LONDON - Prince Charles' office dismissed on Monday claims that he was the unnamed British royal who made racist comments about the potential skin colour of his grandson.
In an explosive March interview with US chat show host Oprah Winfrey, Charles' youngest son Prince Harry and his wife Meghan said an unnamed royal asked how dark their unborn first child's skin would be.
Meghan, a US former television actress, has a black mother and a white father.
US author Christopher Andersen alleges in an upcoming royal biography that a "well-placed source" has said Charles made the incendiary remarks, according to the New York Post's "Page Six" website.
The website said the source alleges in the book that Queen Elizabeth II's eldest son and heir to the British throne made the comments on the day Harry and Meghan announced their engagement in November 2017.
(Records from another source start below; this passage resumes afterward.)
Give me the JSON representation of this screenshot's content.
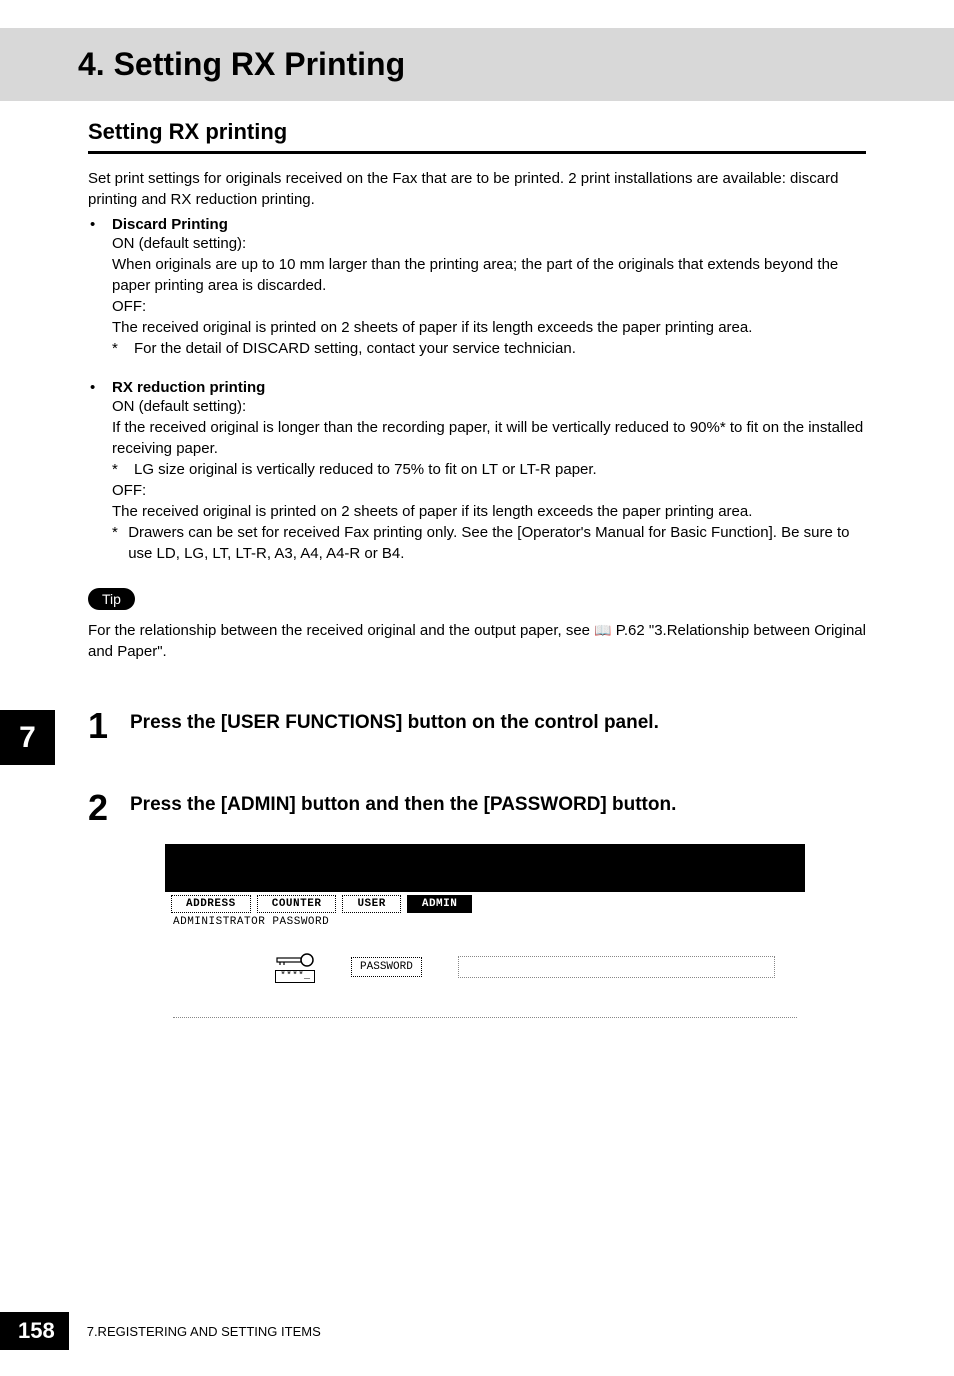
{
  "header": {
    "title": "4. Setting RX Printing"
  },
  "section": {
    "title": "Setting RX printing",
    "intro": "Set print settings for originals received on the Fax that are to be printed. 2 print installations are available: discard printing and RX reduction printing."
  },
  "discard": {
    "label": "Discard Printing",
    "on_label": "ON (default setting):",
    "on_desc": "When originals are up to 10 mm larger than the printing area; the part of the originals that extends beyond the paper printing area is discarded.",
    "off_label": "OFF:",
    "off_desc": "The received original is printed on 2 sheets of paper if its length exceeds the paper printing area.",
    "note": "For the detail of DISCARD setting, contact your service technician."
  },
  "rx": {
    "label": "RX reduction printing",
    "on_label": "ON (default setting):",
    "on_desc": "If the received original is longer than the recording paper, it will be vertically reduced to 90%* to fit on the installed receiving paper.",
    "note1": "LG size original is vertically reduced to 75% to fit on LT or LT-R paper.",
    "off_label": "OFF:",
    "off_desc": "The received original is printed on 2 sheets of paper if its length exceeds the paper printing area.",
    "note2": "Drawers can be set for received Fax printing only. See the [Operator's Manual for Basic Function]. Be sure to use LD, LG, LT, LT-R, A3, A4, A4-R or B4."
  },
  "tip": {
    "badge": "Tip",
    "text_before": "For the relationship between the received original and the output paper, see ",
    "text_after": " P.62 \"3.Relationship between Original and Paper\"."
  },
  "steps": {
    "s1_num": "1",
    "s1_text": "Press the [USER FUNCTIONS] button on the control panel.",
    "s2_num": "2",
    "s2_text": "Press the [ADMIN] button and then the [PASSWORD] button."
  },
  "screen": {
    "tabs": {
      "address": "ADDRESS",
      "counter": "COUNTER",
      "user": "USER",
      "admin": "ADMIN"
    },
    "admin_pw_label": "ADMINISTRATOR PASSWORD",
    "key_mask": "****_",
    "password_btn": "PASSWORD"
  },
  "side_tab": "7",
  "footer": {
    "page": "158",
    "chapter": "7.REGISTERING AND SETTING ITEMS"
  }
}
Charles' office promptly denied the claim.
"This is fiction and not worth further comment," a Clarence House spokesperson said.
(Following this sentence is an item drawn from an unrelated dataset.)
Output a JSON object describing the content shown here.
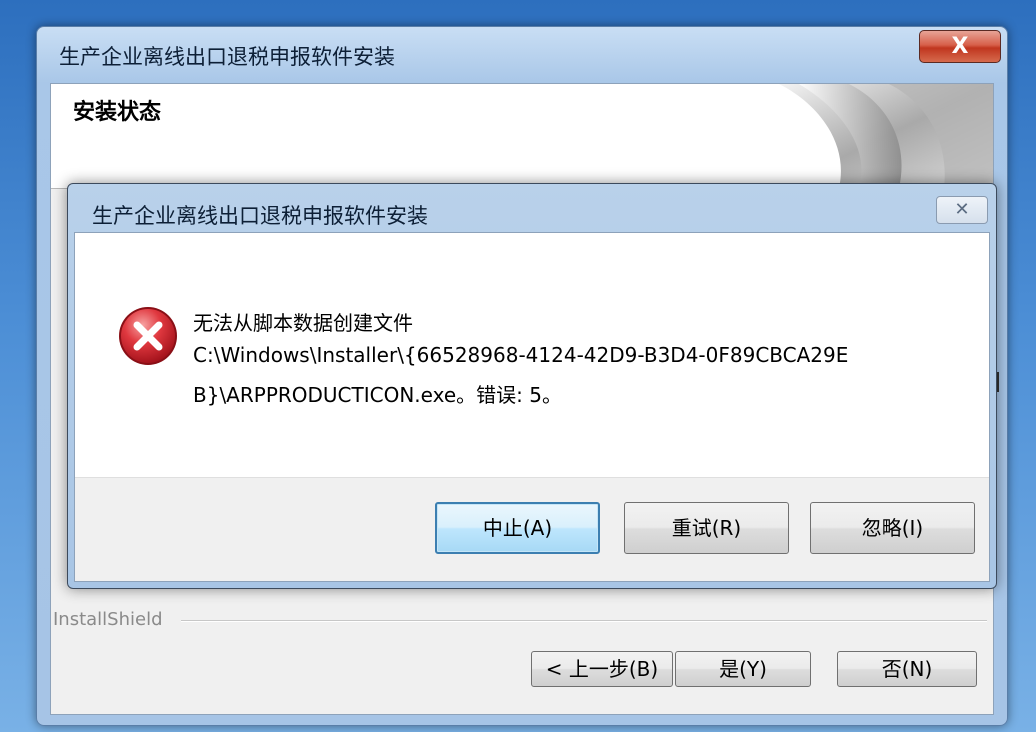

The accusations earlier this year around racism within Britain's royal family caused a storm, with Meghan also suggesting race played a role in moves to deny their son Archie privileges.
The furore led Prince William - Harry's elder brother - to insist the family was "very much not" racist.
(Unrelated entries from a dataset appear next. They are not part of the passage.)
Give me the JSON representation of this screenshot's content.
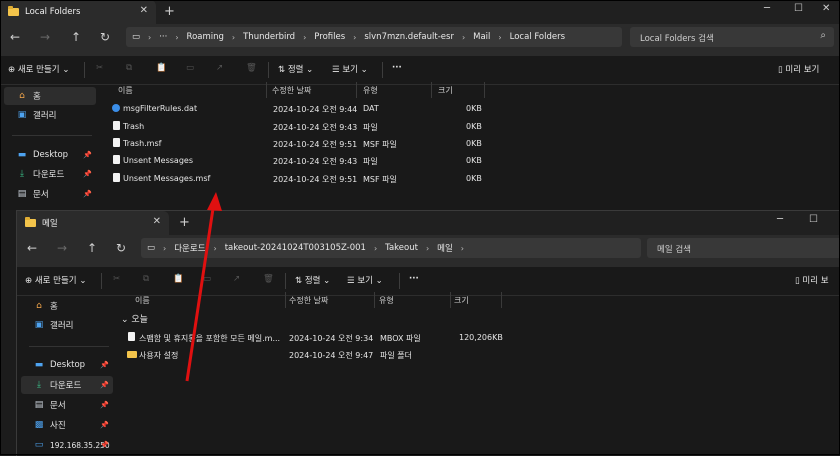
{
  "window1": {
    "tab_title": "Local Folders",
    "breadcrumb": [
      "Roaming",
      "Thunderbird",
      "Profiles",
      "slvn7mzn.default-esr",
      "Mail",
      "Local Folders"
    ],
    "search_placeholder": "Local Folders 검색",
    "toolbar": {
      "new": "새로 만들기",
      "sort": "정렬",
      "view": "보기",
      "preview": "미리 보기"
    },
    "sidebar": [
      {
        "label": "홈",
        "icon": "home-icon"
      },
      {
        "label": "갤러리",
        "icon": "gallery-icon"
      },
      {
        "label": "Desktop",
        "icon": "desktop-icon"
      },
      {
        "label": "다운로드",
        "icon": "download-icon"
      },
      {
        "label": "문서",
        "icon": "document-icon"
      }
    ],
    "columns": [
      "이름",
      "수정한 날짜",
      "유형",
      "크기"
    ],
    "files": [
      {
        "name": "msgFilterRules.dat",
        "date": "2024-10-24 오전 9:44",
        "type": "DAT",
        "size": "0KB",
        "icon": "settings-file-icon"
      },
      {
        "name": "Trash",
        "date": "2024-10-24 오전 9:43",
        "type": "파일",
        "size": "0KB",
        "icon": "file-icon"
      },
      {
        "name": "Trash.msf",
        "date": "2024-10-24 오전 9:51",
        "type": "MSF 파일",
        "size": "0KB",
        "icon": "file-icon"
      },
      {
        "name": "Unsent Messages",
        "date": "2024-10-24 오전 9:43",
        "type": "파일",
        "size": "0KB",
        "icon": "file-icon"
      },
      {
        "name": "Unsent Messages.msf",
        "date": "2024-10-24 오전 9:51",
        "type": "MSF 파일",
        "size": "0KB",
        "icon": "file-icon"
      }
    ]
  },
  "window2": {
    "tab_title": "메일",
    "breadcrumb": [
      "다운로드",
      "takeout-20241024T003105Z-001",
      "Takeout",
      "메일"
    ],
    "search_placeholder": "메일 검색",
    "toolbar": {
      "new": "새로 만들기",
      "sort": "정렬",
      "view": "보기",
      "preview": "미리 보"
    },
    "sidebar": [
      {
        "label": "홈",
        "icon": "home-icon"
      },
      {
        "label": "갤러리",
        "icon": "gallery-icon"
      },
      {
        "label": "Desktop",
        "icon": "desktop-icon"
      },
      {
        "label": "다운로드",
        "icon": "download-icon"
      },
      {
        "label": "문서",
        "icon": "document-icon"
      },
      {
        "label": "사진",
        "icon": "pictures-icon"
      },
      {
        "label": "192.168.35.250",
        "icon": "network-drive-icon"
      }
    ],
    "columns": [
      "이름",
      "수정한 날짜",
      "유형",
      "크기"
    ],
    "group_label": "오늘",
    "files": [
      {
        "name": "스팸함 및 휴지통을 포함한 모든 메일.m...",
        "date": "2024-10-24 오전 9:34",
        "type": "MBOX 파일",
        "size": "120,206KB",
        "icon": "file-icon"
      },
      {
        "name": "사용자 설정",
        "date": "2024-10-24 오전 9:47",
        "type": "파일 폴더",
        "size": "",
        "icon": "folder-icon"
      }
    ]
  },
  "annotation": {
    "arrow_color": "#e01010"
  }
}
Meanwhile, the Queen issued her own statement in response, noting "recollections may vary" but that the claims were "taken very seriously and will be addressed by the family privately".
In Andersen's forthcoming book - Brothers and Wives: Inside the Private Lives of William, Kate, Harry and Meghan - the source relays a conversation between Charles and his wife Camilla when the comments were allegedly made.
"I wonder what the children will look like?" the source claims he asked, before the prince is said to have added: "I mean, what do you think their children's complexion might be?"
The accusation comes at an awkward time for Charles, who is visiting Barbados as it prepares to cut ties with the British monarchy and become the world's newest republic.
He is representing the UK at ceremonies to mark the Caribbean island replacing its head of state, the Queen, with her current representative, Governor-General Sandra Mason.